Hidden Dynamic Models for Speech Processing Applications

TitleHidden Dynamic Models for Speech Processing Applications
Publication TypeThesis
Year of Publication2004
AuthorsLee, L. J.
Academic DepartmentDepartment of Electrical & Computer Engineering
UniversityUniversity of Waterloo
CityWaterloo, Ontario, Canada
Thesis TypePh.D. Thesis

Human speech has a dual nature: the goal of speech is to convey discrete linguistic symbols corresponding to the intended message while the actual speech signal is produced by the continuous and smooth movement of the articulators with rich temporal structures. Such a dual nature has been amazingly utilized by humans in a beneficial way but has presented a big challenge for both speech science and speech technology.
This thesis starts with the observation that the continuous or dynamic aspect of human speech is inadequately modeled in current speech technology, especially in state-of-the-art speech recognition systems, while much could be learned from recent advances in speech science. This motivates a study of articulatory dynamics, based on a recently available large scale speech production database that provides simultaneous acoustic and articulatory measurements. Indeed many insights and valuable experiences have been gained from such a study and, as a result, a hidden dynamic model (HDM) that gracefully integrates the discrete and continuous nature of speech is proposed. But it also turns out that articulatory dynamics is highly complicated and can not be captured by simple models, thus the dynamics are very difficult to put into an efficient computational framework for use in speech technology.

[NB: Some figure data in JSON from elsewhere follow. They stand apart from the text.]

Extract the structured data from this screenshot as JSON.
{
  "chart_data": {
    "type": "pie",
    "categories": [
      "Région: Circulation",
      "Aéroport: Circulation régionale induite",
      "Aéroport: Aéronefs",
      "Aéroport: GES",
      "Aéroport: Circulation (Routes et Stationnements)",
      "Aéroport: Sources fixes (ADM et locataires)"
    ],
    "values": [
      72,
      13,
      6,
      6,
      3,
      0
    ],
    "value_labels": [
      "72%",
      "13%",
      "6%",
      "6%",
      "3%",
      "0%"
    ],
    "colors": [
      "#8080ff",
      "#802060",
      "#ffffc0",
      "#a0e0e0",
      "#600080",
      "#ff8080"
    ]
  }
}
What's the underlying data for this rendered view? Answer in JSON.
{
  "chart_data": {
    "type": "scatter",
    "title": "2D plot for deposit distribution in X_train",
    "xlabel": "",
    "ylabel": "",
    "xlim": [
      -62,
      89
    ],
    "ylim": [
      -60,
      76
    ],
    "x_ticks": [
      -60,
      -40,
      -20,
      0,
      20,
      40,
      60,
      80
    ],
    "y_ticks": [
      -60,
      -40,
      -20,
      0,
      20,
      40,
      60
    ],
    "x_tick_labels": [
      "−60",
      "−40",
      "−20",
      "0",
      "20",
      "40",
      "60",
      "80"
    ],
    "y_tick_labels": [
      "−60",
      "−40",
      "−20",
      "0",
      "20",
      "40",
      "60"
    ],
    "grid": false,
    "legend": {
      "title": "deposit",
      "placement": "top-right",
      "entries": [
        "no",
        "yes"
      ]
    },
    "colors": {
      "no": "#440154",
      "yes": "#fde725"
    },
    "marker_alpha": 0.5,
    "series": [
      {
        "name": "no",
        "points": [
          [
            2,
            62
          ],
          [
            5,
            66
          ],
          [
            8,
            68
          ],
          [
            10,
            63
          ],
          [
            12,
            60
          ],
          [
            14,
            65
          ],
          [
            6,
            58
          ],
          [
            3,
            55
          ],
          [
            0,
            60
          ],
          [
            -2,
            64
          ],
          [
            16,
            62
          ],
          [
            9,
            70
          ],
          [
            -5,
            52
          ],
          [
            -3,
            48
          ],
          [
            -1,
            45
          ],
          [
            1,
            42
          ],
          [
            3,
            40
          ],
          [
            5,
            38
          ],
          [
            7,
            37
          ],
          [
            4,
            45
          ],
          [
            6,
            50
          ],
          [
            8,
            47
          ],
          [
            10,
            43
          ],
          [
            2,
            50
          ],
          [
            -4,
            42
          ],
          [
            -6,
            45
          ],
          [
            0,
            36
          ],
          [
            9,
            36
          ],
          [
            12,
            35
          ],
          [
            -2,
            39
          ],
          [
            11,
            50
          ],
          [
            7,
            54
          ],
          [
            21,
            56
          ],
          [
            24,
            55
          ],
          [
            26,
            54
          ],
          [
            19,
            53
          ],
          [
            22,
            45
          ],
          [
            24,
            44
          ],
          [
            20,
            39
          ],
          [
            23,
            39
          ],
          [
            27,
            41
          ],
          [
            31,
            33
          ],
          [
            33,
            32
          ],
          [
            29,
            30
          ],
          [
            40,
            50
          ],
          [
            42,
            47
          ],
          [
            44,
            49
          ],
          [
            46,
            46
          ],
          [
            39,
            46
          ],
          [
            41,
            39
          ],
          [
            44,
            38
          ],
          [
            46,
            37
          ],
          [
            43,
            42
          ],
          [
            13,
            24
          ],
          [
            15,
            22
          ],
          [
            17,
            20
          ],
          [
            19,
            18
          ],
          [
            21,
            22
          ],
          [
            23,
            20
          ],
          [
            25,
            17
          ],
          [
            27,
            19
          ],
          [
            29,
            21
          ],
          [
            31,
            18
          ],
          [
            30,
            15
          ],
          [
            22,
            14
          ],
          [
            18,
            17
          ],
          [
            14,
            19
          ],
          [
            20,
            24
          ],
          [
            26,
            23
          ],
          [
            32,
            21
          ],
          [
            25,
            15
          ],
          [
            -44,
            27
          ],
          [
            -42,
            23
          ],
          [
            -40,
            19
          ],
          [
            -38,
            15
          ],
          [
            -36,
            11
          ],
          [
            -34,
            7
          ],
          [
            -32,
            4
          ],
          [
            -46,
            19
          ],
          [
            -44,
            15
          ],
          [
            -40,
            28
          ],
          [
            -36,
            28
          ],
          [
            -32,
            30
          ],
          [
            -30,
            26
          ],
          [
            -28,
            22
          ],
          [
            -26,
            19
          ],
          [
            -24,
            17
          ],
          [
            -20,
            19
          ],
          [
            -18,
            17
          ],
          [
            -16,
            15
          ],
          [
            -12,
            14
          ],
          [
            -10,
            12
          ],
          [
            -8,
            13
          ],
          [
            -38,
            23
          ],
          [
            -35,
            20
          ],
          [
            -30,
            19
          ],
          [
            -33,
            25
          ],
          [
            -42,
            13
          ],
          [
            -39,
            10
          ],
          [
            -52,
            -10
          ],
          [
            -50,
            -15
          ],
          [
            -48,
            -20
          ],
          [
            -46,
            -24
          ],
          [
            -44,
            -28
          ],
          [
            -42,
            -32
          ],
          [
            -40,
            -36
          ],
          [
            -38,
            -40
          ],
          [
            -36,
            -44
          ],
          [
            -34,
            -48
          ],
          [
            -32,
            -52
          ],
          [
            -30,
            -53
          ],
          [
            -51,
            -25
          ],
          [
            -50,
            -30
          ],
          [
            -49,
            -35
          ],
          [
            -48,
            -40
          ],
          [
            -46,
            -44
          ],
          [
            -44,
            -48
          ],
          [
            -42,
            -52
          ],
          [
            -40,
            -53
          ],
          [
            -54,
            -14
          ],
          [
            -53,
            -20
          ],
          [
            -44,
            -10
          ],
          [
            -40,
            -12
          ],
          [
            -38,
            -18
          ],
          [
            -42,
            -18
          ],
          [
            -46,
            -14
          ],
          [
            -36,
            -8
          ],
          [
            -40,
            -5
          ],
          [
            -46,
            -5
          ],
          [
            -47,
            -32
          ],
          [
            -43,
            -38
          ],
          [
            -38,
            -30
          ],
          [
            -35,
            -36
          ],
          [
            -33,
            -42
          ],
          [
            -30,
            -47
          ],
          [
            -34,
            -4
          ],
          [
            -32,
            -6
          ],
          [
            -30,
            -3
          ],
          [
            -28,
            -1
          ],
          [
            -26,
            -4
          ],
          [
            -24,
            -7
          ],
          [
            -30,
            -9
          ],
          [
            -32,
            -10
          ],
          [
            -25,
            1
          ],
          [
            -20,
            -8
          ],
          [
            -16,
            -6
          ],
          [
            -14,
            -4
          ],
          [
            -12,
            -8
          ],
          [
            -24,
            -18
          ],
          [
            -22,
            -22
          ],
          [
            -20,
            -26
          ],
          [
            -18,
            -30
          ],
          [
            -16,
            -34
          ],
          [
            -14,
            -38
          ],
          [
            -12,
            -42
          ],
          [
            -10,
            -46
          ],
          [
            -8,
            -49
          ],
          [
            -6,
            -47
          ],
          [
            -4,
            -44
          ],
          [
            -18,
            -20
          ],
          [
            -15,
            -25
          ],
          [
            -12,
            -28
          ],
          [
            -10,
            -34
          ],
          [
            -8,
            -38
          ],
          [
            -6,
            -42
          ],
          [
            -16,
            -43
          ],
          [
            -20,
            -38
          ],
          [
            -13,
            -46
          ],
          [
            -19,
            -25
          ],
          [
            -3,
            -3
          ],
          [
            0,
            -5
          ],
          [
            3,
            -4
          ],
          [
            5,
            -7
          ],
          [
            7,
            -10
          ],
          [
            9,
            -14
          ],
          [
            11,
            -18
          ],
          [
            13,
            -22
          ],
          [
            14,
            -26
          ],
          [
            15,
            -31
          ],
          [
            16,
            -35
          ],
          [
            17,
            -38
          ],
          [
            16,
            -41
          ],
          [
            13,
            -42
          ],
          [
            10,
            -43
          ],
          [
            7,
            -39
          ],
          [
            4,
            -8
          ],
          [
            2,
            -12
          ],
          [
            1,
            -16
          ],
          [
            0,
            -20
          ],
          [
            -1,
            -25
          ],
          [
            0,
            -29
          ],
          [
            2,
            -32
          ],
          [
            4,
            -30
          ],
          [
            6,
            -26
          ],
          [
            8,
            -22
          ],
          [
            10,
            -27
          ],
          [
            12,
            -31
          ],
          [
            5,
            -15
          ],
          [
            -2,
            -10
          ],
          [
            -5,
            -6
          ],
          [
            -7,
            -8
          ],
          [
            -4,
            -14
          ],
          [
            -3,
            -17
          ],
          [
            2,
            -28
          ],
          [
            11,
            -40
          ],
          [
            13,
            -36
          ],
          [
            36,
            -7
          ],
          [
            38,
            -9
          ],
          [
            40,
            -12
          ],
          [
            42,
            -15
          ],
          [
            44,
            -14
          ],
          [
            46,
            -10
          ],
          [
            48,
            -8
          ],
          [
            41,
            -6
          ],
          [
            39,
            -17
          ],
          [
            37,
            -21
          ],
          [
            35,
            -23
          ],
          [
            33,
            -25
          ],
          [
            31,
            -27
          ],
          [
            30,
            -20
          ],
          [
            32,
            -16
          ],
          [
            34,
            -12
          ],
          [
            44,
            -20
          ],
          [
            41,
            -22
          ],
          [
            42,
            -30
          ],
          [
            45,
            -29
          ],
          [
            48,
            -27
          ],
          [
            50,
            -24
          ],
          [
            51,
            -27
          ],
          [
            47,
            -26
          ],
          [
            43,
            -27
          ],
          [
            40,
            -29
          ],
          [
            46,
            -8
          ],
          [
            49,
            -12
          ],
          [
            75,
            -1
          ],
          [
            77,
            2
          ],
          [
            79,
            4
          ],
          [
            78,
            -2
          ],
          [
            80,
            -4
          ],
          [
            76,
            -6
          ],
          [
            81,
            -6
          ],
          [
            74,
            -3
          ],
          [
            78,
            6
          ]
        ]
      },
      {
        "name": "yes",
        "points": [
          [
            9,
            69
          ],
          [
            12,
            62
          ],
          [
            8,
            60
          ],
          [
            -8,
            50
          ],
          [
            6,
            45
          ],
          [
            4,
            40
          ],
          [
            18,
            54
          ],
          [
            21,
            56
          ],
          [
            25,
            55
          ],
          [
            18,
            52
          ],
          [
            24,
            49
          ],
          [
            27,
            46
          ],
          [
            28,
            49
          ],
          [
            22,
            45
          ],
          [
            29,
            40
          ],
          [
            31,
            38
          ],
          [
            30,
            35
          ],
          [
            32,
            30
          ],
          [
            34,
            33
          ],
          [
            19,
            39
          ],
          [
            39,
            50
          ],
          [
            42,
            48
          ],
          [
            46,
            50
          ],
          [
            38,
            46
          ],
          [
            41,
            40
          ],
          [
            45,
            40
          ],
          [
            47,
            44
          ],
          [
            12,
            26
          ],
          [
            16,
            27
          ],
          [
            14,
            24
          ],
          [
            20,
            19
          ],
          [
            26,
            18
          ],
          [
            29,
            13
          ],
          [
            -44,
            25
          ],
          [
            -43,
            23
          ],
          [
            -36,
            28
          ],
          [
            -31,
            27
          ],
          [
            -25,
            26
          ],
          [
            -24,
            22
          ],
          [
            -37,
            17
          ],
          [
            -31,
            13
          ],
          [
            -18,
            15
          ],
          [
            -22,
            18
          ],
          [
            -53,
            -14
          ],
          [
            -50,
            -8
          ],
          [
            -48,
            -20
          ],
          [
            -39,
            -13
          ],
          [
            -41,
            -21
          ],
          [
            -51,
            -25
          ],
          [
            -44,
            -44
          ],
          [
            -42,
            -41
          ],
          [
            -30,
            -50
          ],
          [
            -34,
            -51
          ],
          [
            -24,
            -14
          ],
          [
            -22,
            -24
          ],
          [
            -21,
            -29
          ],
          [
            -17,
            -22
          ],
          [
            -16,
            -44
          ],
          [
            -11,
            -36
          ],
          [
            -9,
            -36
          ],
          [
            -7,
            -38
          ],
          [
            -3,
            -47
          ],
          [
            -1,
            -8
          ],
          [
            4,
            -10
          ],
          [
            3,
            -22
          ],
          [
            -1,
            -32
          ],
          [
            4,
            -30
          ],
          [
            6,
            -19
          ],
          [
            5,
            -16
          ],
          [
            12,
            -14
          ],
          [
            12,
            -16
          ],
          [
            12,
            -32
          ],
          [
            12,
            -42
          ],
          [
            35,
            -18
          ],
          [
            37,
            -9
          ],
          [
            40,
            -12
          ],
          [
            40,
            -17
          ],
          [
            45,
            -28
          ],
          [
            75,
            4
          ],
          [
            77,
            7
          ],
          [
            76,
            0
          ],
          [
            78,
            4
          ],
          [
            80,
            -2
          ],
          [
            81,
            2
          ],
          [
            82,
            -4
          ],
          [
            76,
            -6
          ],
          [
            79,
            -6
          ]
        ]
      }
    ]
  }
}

As a continuing effort to seek internal dynamics of human speech that can reflect the continuous shape change of the vocal tract and benefit the current speech technology, the second part of the thesis turns to a study of vocal-tract-resonance (VTR) dynamics, built upon the insights and experiences gained from studying articulatory dynamics. It verifies that VTR dynamics can be captured by simple dynamic equations, and a highly accurate and efficient piecewise linear mapping from VTR dynamics to the acoustic space is also carefully designed. Two novel VTR tracking methods are developed in this part: one is based on mimicking manual tracking of VTR dynamics by human experts and uses advanced image processing methods (active contours), the other is the natural outcome of formulating a HDM for VTR dynamics and recovering the hidden dynamics by Kalman smoothing.